À Gênes, l’IA et un jumeau numérique de précision permettent désormais d’anticiper les inondations et d’organiser des évacuations préventives. Le dispositif “Citizen Co-pilot”, multilingue, renforce la participation citoyenne.
À Florence, l’intelligence artificielle sert à la justice fiscale : un algorithme détecte les locations touristiques non déclarées à partir d’images de façades, permettant à la ville de cibler ses contrôles et de rétablir l’équité.
L’IA au service de la transition climatique
L’innovation ne peut ignorer l’urgence écologique. À Issy-les-Moulineaux, le Budget Climat, inspiré d’Oslo, intègre la réduction des émissions carbone dans le cycle budgétaire. Chaque mesure municipale est évaluée en fonction de son impact climatique. Le chercheur norvégien Borgar Aamaas, du Centre international pour la recherche sur le climat (CICERO), a présenté la méthode de budgétisation climatique mise au point par les villes norvégiennes. Il a cité l’exemple de Trondheim, qui a réduit les émissions de ses bâtiments publics de 18 % en quatre ans grâce à cette approche. Il a rappelé que si les communes contrôlent peu d’émissions directes, elles peuvent influencer les comportements des habitants et des entreprises.
En Région Centre-Val de Loire, le projet PrevizO illustre une IA frugale : une intelligence artificielle hébergée localement dans un datacenter géothermique, conçue pour anticiper les pénuries d’eau sans recourir à des modèles énergivores.

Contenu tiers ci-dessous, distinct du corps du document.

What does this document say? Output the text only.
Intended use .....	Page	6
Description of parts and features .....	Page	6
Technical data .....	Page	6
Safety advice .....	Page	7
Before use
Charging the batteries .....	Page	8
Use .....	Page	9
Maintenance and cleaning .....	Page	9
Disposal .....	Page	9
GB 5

Les villes doivent aussi s’interroger sur l’impact environnemental de l’IA elle-même. Derrière la puissance des grands modèles se cache une consommation d’énergie colossale. Réguler l’implantation des data centers et soutenir la recherche sur l’efficacité énergétique devient une priorité.

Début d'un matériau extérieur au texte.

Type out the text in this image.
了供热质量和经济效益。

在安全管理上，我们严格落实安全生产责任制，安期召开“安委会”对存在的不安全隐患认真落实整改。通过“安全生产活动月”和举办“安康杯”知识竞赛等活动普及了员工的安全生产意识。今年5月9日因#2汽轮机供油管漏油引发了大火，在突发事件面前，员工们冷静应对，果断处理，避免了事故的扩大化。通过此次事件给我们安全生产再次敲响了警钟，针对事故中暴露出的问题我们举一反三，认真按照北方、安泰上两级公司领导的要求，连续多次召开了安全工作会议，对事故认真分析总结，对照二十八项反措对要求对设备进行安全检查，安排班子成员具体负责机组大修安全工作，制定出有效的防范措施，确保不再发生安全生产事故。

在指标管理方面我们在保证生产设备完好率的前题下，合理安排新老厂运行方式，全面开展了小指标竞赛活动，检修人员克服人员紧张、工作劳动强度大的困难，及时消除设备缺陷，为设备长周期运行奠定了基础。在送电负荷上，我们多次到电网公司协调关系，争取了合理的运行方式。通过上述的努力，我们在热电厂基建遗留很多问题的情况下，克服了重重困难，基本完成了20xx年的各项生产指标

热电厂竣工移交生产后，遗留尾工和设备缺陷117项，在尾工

À Vienne, le Geospace Hub convertit les données satellites en outils de maintenance prédictive : les déformations millimétriques des infrastructures sont détectées en temps réel grâce à l’interférométrie radar, évitant des dégâts majeurs liés à la chaleur.
Coopération européenne et Citiverse
Aucune ville ne peut réussir seule. C’est tout le sens du réseau Major Cities of Europe, conçu comme un espace d’«échange entre égaux ». Le projet Citiverse, présenté par la Commission européenne, en est l’incarnation. Basé à Valence, il vise à créer une infrastructure partagée entre 100 villes européennes d’ici 2026, en combinant jumeaux numériques et IA dans un cadre commun et interopérable. L’objectif est de transformer la mosaïque actuelle des initiatives locales en un écosystème cohérent fondé sur les valeurs européennes : souveraineté, transparence et inclusion.
L’innovation, affaire humaine avant tout
Au terme des échanges, le message est resté constant : l’IA doit augmenter les capacités humaines, non les remplacer. C’est à ce prix que la technologie servira la transition écologique et la résilience urbaine.